県内で忘年会や新年会が復調傾向だ。新型コロナウイルスが5類に移行して初めての年末年始。少人数開催が根強いものの、エリアによっては大人数も復活、営業を再開した店もある。ただ、全般的に大人数の宴会はコロナ禍前の水準にまで戻ったとはいえず、企業は集客に知恵を絞る。
「皆さん、今年はお疲れさまでした!」、「乾杯!」…。横浜市中区の関内駅周辺では飲食店からにぎやかな声が聞こえてくる。各店で宴席が開かれ、活気ある年末の姿が戻りつつある。飲食店「ポン吉」(同)では、10~12月の予約件数がコロナ禍前の2019年と比べて1割増えた。中でも10人以上の宴会の予約が前年と比べて伸びており、12月は30人以上の貸し切り予約が4件あるという。同店は「忘年会を目的とした利用は多い。1月の新年会(の予約)も徐々に入っている」という。
横浜中華街の華正樓(同)は今年10月に本店の営業を再開した。本店は200人以上の宴会に対応できるが、新型コロナの影響で予約がほとんどなくなり休館していた。宴会は営業を継続していた新館で受け付けていたが、5類移行で予約が増え部屋が足りなくなることもあり、本店の再開を決めたという。週末を中心に予約は増え、年末年始は既に本店も予約で埋まっている日もある。担当者は「大人数の会議や観光客などが回復したことで予約が増えている」と喜ぶ。

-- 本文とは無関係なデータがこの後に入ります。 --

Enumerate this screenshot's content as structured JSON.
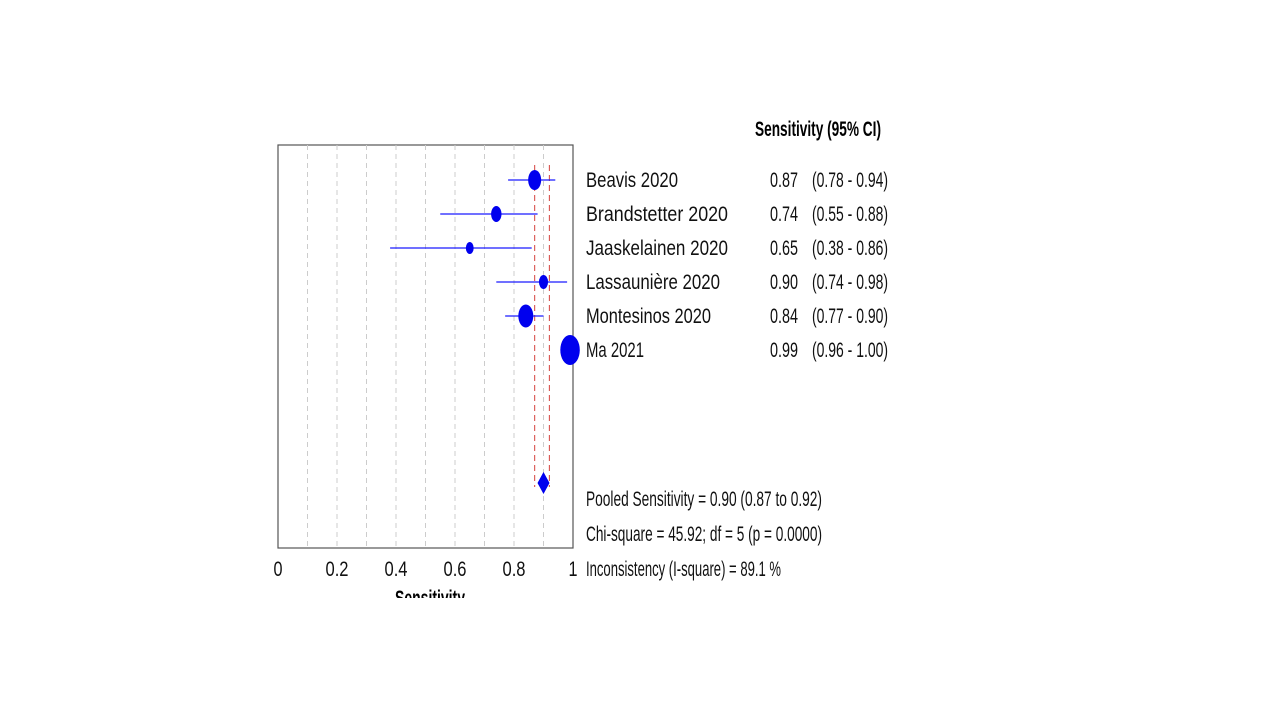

宴会の需要増とともに、ビールの消費も増えている。キリンビール横浜工場(同市鶴見区)によると、「一番搾り」の業務用の12月1~7日の出荷実績は瓶は前年比約3割増、たるは同約2割増という。12月の製造は、瓶とたる合計で同約1割増と増産を予定する。「5類移行後初の忘新年会を楽しんでいただき、ビールとともにひと時を過ごしてほしい」と担当者はアピールする。